Documenting Your Work

In CS, the value of a program is not mostly the compiled executable you can run, but what you learned from developing it. (This is not just true for students, but for professors, researchers, and even professional software engineers—if you wanted to make a new web browser, would you rather have a copy of Chrome, or the programmers who figured out how to make it?)

In order to emphasize the process of developing code, a significant part of programming assignments in Chemeketa CS classes is to record and submit a work history. You will generate this history using the version control software ‘git’.

Easy Way With VS Code

If you followed the software installation instructions, and are using the provided project templates, generating the work history should happen automatically. This video demonstrates how it works and how to view the work history.

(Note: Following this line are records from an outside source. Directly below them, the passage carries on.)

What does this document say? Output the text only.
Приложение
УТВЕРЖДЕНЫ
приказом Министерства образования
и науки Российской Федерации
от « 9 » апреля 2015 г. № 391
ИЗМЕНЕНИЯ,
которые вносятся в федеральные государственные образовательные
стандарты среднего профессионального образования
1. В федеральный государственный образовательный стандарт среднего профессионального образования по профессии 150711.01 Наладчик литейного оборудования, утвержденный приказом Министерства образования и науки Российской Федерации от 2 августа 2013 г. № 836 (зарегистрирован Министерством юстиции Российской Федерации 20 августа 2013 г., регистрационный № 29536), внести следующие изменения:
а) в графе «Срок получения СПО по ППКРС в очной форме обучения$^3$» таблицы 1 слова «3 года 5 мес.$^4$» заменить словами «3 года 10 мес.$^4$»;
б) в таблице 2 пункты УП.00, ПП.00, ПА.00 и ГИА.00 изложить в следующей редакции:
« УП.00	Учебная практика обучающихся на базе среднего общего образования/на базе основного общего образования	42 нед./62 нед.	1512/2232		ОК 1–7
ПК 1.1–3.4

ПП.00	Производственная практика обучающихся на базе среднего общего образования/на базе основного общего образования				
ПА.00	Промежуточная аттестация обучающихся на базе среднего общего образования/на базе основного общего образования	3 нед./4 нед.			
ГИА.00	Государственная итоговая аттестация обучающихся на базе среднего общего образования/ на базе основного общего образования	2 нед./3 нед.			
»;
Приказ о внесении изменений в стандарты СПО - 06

Note: The GitDoc extension we use is now title "Chemeketa Worklog". Other than the name change, it works exactly the same as described in the video.

Manual Approach

If you choose not to use VS Code or our templates, you will need to generate your own work history using git directly. You should have installed git as part of the software installation. If you did not, do at least that part now, including configuring git with your name and email address.

If you use the provided templates, even if you choose not to use the recommended VS Code setup, your projects will start out initialized properly as git repositories.

If you do not use the provided templates, you will need to initialize each new project properly before you start writing any code. Open a command line window and navigate to the folder with your new project. Then run the following command.

git init

Either way, as you work, you will need to record your progress by making commits. You can do this from the command line with the following:

git add -A && git commit -m 'checkpoint'

The 'checkpoint' part of the example above is a descriptive message about what you have changed. The recommended VS Code setup doesn't know why you change things, so it generates fairly generic commit messages; you can feel free to be generic too, but you can also type a brief description of what you've changed.

You should make commits every time you save the code. You will likely want to automate this process with a tool to watch for changes and make commits for you. If you are not able to figure out how to do this, seek help or use the recommended VS Code setup.

A valid worklog must have frequent commits. The goal is not to show just the final product, but the messy churn of getting there.

At any time, you can look through your commit history with the following.